Cependant, ces évolutions positives se heurtent, malheureusement, dans de nombreuses régions du monde, aux conflits dévastateurs, aux extrémismes violents, au repli sur soi, au rejet de l’autre et à l’intolérance.

En même temps, de nouveaux défis surgissent et nécessitent des réponses adéquates. Nous pensons, d’abord, à l’effectivité des droits économiques, sociaux culturels et environnementaux, à la lutte contre les discriminations et, notamment, celles qui touchent les femmes, à l’habilitation et l’inclusion des jeunes, à la protection des droits des catégories vulnérables et, en premier lieu, les enfants et les personnes en situation de handicap mais aussi, bien sûr, à la réduction des inégalités sociales et des disparités spatiales.

Les réponses à ces défis doivent être fondées sur un référentiel clair inspiré des valeurs fondamentales de la Déclaration Universelle des Droits de l’Homme.

Un exemple concret est celui du Pacte mondial pour des migrations sûres, ordonnées et régulières – un document non-contraignant qui a été adopté à Marrakech le 10 décembre, et qui intègre le respect, la protection et la réalisation des droits fondamentaux de tous les migrants, au cœur de la nouvelle gouvernance migratoire.

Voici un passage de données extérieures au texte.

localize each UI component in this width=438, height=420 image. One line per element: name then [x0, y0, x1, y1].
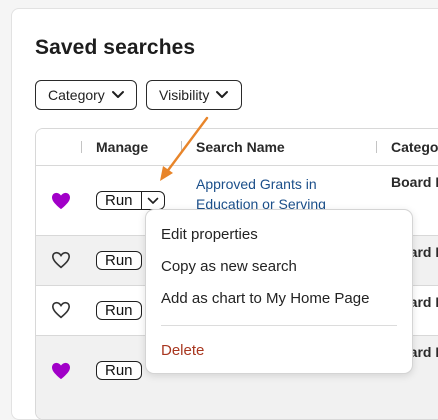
annotation-arrow-icon: [160, 116, 209, 181]
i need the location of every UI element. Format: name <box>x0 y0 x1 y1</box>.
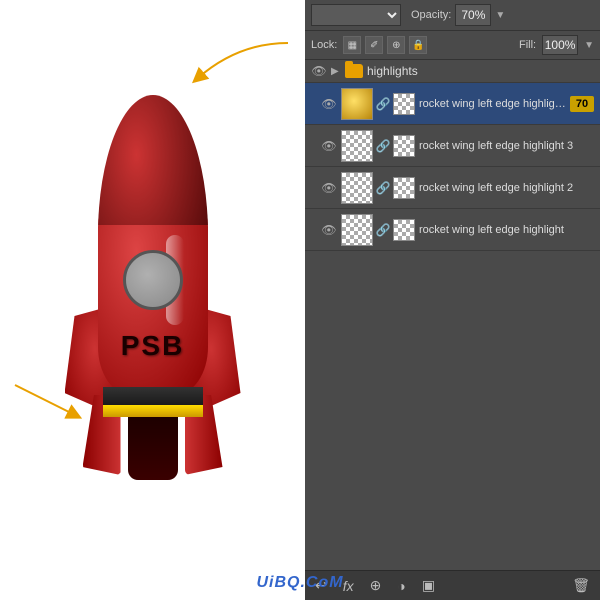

Fondé sur le droit international des droits de l’homme, le Pacte réitère à la fois l’universalité et l’indivisibilité des droits humains. Il s’appuie sur la conviction que les migrations ne peuvent être sûres, ordonnées et régulières que si les droits des migrants, quel que soit leur statut, sont rigoureusement respectés.

Excellences,

Mesdames et Messieurs,

Le Royaume du Maroc, qui est fortement attaché à l’élimination de toutes les formes de discrimination à l’endroit des migrants, a lui-même placé l’humain au cœur de sa politique migratoire. Notre pays a développé une politique migratoire humaniste, équilibrée et solidaire, qui promeut le bien-être des migrants et favorise leur intégration durable au sein de la société marocaine et nous continuerons à œuvrer sans répit pour la promotion de la culture des droits de l’Homme, pour le respect de tous les droits et pour l’observation scrupuleuse des devoirs de chacun envers autrui, envers la société et envers la nation.

Nous réaffirmons l’attachement du Royaume au multilatéralisme fondé sur la solidarité entre les peuples, la recherche de la paix et l’universalité des droits.

La justice sociale et territoriale a toujours été un idéal inscrit au cœur de Nos orientations politiques, économiques et sociales. L’ensemble des politiques publiques doivent aujourd’hui contribuer à sa réalisation, posant ainsi les jalons de sociétés solidaires et harmonieuses, où chacun jouit du droit à la sécurité, à la liberté, à la dignité et à l’égalité.

A cet égard, Nous croyons foncièrement aux vertus d’une conjugaison intelligente et judicieuse entre l’universel et l’exigence de diversité. Comme Nous l’avions déjà affirmé, « l’universalité doit être, dans sa quintessence, la résultante d’une dynamique d’adhésion progressive, par étapes, moyennant une appropriation individuelle et collective, où les traditions nationales et culturelles trouvent naturellement leur place, ni contre ni à côté, mais autour d’un socle de valeurs indélogeables. L’universel ainsi enrichi gagne en légitimité lorsqu’il représente et protège la diversité de l’humanité et quand tous les peuples et toutes les cultures le façonnent et se l’approprient.

Wassalamou alaikoum warahmatoullahi wabarakatouh”.